Our Tuscan adventure began in the Chianti region starting with Greve in Chianti, supposedly one of the main attractions in the area. To our dismay Greve was rather uneventful, and lacked the typical medieval Tuscan feel that we were hoping for.
We found immediate redemption on a slight detouring just a few minutes down the road in the town of Montefiorale, a quaint little hideaway atop a hill, listed in the renown Italian travel guide ‘Borgi Piu Alta’ as one of the best places to visit in Italy. We embarked on a journey back through time as we walked across thousand year old cobblestone alleys. Everywhere you turned was a picturesque corner, one after the next. One just can’t help but stop and photograph.
The town is extremely small and while there are no restaurants or coffee shops, it’s a great little pit stop if you’re looking for classic Tuscany, minus the crowds.
Afterwards we headed toward Castelline in Chianti driving south on the beautiful Strada Chiantigiana, lined with vineyards, olive groves and beautiful rolling hills.
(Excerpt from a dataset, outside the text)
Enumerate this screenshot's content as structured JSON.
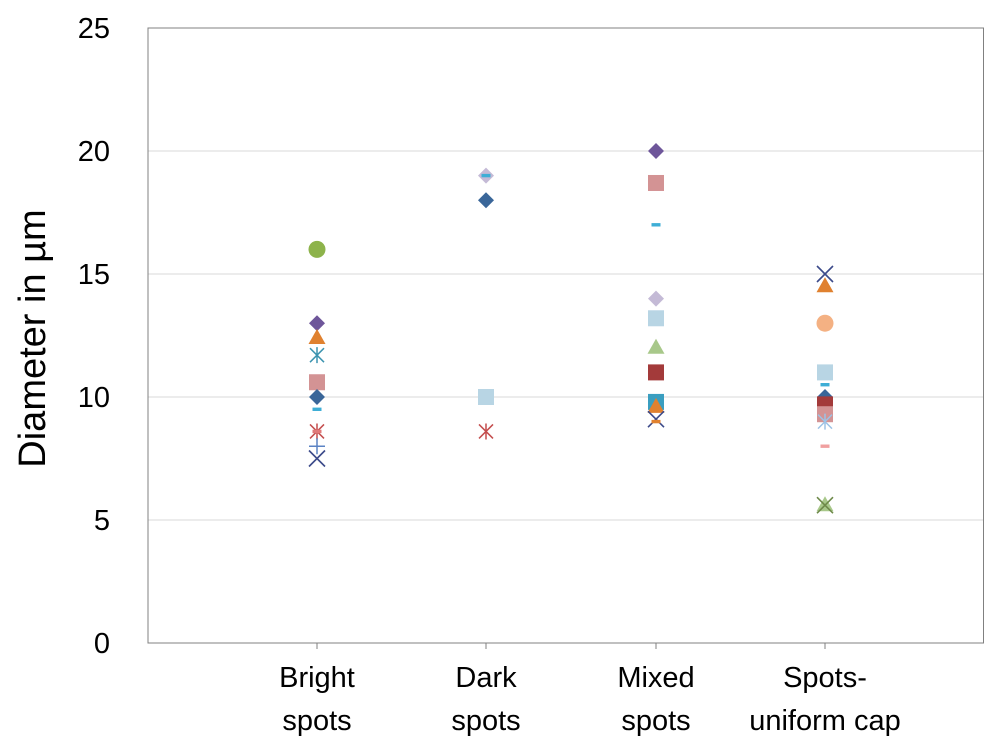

Our trip was pleasantly interrupted by a vibrant village called Pansano, where the bustling life makes a pit stop mandatory.
We joined the small crowd for some people watching and shopped for fresh produce while sipping on a pre lunch espresso. While exploring the little streets of this pretty gem in the Chiantishire we stumbled upon a place that we immediately fell in love with. The view, the flowers, the outdoor terrace overlooking the most incredible panorama, combined with the traditional Tuscan cuisine hooked us.
Like all good things we discovered magic where we least expected. And as always happens while traveling, a short stop on the side of the road turned into an adventure.
A few minutes later we found ourselves sitting at Trattoria Oltregardino enjoying a plate of gluten-free wild boar pasta, local zucchini cooked with mint and olive oil and garden peas seasoned with local prosciutto and olive oil. They even had gluten-free bread for me as well.
The view was so captivating that we didn’t want to leave our table. A second round of espresso just to catch another glimpse?
… Better not, the rest of Chianti awaits!
We hit the road again headed for Castellina in Chianti, situated on top of a hill with an unmistakable watch tower visible from afar. Unfortunately we get there in the middle of a crazy storm. The rain is pouring so hard that we can’t get the windshield wipers to move fast enough. We cruise through with the car and continue our journey south, hoping the sun will make an appearance.
Our next stop was Radda in Chianti, a medieval town with a charming center, beautiful piazza and the original tunnels still in tact that connect the town underground, dating back to the middle age. This place is home to a few cool rustic restaurants, beautiful aggritourismi and a charming trattoria right in the center. We already ate and were rather quite full, but still couldn’t resist the opportunity to sit outside and people watch.
We ordered the local crostone, a sample platter of 4 bruschetta seasoned with tomato, arugula and balsamic, pecorino and truffle, chintasinese and prosciutto curdo.
Why not? We ended up finishing our merenda (the Italian word for afternoon snack) with some local, hand made cantuccini and a glass of vin santo to go with it (a sweet dessert wine perfect to dip the biscotti).
The last destination on our checklist before heading to our Tuscan retreat was Gaiole in Chianti, which was actually a very quick visit, as the town was not as historic and charming as the others. After a brief driving tour we were ready to head home.
We thought about stopping to indulge in another epic Tuscan feast.
But a refreshing dip in the pool and evening in the spa was just too much to resist.